A judge has ruled in favor of the bankruptcy plan submitted by American Apparel (asi/35297), eliminating Dov Charney’s takeover bid and the ex-CEO’s best chance at returning to the company he started.
Yesterday, Judge Brendan Shannon approved the Top 40 supplier’s restructuring plan that is supported by the majority of the company’s lenders, which will hand over control of the company to Monarch Alternative Capital and other bondholders in exchange for a reduction in debt of about $200 million.
"This is a new day for the company, and a positive outcome for our customers, vendors and employees," said American Apparel CEO Paula Schneider in a statement. "With this milestone behind us, we are now fully focused on executing our turnaround strategy as we continue working to drive revenue across our wholesale, retail and e-commerce businesses."
Charney had recently partnered with Hagan Capital Group and Silver Creek Capital Partners and submitted a $300 million offer to buy the company. The investor group planned to reinstall Charney as co-CEO. American Apparel rejected the offer, and Charney filed a challenge in court, objecting to the company’s bankruptcy plan and claiming the group’s offer was superior.
As the company’s largest shareholder, Charney’s stake will lose all its value under the reorganization plan. Charney told the Los Angeles Times he will not appeal the ruling. In a statement, he said he was “obviously disappointed” with the decision and accused the company of using Chapter 11 bankruptcy protection “to thwart my efforts” instead of opening up the company to open bidding.
“This outcome is one that I have been working tirelessly for nearly two years to avoid in an effort to protect value for the company's various stakeholders. Now all stockholders will have their shares and value extinguished,” Charney said in the statement.

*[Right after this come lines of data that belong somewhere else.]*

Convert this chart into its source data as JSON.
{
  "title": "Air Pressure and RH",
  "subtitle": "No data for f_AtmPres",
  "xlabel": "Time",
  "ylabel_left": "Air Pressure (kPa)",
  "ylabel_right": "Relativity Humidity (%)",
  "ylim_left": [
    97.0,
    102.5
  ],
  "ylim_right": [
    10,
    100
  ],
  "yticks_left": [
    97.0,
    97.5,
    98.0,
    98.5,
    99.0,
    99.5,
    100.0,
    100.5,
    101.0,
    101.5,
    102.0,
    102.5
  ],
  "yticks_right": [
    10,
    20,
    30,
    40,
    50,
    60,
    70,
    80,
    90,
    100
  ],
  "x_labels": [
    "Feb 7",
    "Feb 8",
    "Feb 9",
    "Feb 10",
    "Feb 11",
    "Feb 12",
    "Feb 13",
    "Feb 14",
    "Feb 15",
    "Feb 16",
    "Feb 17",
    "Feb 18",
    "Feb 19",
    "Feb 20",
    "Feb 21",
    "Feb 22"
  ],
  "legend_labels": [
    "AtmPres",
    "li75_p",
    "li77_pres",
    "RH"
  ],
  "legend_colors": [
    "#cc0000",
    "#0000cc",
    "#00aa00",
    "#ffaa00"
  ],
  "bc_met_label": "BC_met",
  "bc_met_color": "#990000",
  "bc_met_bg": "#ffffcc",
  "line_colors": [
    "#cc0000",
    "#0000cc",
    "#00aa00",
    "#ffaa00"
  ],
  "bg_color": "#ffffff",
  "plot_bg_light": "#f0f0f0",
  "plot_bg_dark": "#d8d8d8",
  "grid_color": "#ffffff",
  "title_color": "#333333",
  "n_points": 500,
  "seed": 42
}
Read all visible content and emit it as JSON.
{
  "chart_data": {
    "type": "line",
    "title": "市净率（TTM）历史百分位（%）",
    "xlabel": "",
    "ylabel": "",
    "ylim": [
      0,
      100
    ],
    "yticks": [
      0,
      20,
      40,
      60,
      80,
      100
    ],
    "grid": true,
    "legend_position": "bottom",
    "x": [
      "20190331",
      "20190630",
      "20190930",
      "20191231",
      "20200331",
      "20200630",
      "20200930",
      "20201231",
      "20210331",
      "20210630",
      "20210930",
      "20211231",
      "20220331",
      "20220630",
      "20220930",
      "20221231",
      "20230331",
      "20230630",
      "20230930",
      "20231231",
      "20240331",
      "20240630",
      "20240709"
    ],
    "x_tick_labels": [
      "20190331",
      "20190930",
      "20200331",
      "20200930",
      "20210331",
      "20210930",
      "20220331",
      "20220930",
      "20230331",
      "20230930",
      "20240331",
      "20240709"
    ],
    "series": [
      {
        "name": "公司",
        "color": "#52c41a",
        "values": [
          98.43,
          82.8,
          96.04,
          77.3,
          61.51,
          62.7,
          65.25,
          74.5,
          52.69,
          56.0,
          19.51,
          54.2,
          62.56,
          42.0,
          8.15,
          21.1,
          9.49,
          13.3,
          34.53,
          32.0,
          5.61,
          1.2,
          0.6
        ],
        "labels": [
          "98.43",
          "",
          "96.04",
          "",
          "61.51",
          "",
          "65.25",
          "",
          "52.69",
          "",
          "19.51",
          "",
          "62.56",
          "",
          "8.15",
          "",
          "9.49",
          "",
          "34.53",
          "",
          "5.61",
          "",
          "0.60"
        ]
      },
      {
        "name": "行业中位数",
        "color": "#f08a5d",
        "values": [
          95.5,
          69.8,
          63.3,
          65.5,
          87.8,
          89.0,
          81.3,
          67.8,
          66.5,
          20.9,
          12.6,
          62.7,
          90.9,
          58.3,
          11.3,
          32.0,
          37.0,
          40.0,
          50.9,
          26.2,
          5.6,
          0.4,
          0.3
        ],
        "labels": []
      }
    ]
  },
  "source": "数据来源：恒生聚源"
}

Chad Hagan of Hagan Capital told Bloomberg Business that the investor group will back Charney on a new apparel venture that will be a direct competitor to American Apparel. In his statement’s conclusion, Charney said, “What gives me great optimism are the things I possess that can't be stolen by a predatory hedge fund – my ideas, values, drive, authenticity, integrity and my passion. To that end I ask that my supporters stay tuned.”
In his decision, Shannon stated that American Apparel needed a quick decision to hasten the company’s exit out of bankruptcy and maximize its chances of success. According to Bloomberg, Shannon said that if American Apparel was being sold to the highest bidder, the judge would have ordered the company to negotiate further with Charney. But since the company was being turned over to senior lenders, the votes of the bondholders held more sway. “The transaction offered as an alternative,” said the judge about Charney’s offer, as reported by the New York Times, “doesn’t provide sufficient reason to reject the bid.” The judge also rejected Charney’s assertion that American Apparel can only succeed under the ex-CEO’s leadership.
American Apparel filed for bankruptcy protection in October. Under the plan, American Apparel will be taken private and removed from public trading on the stock market. Charney and current CEO Paula Schneider both testified last week in court in support of their plans.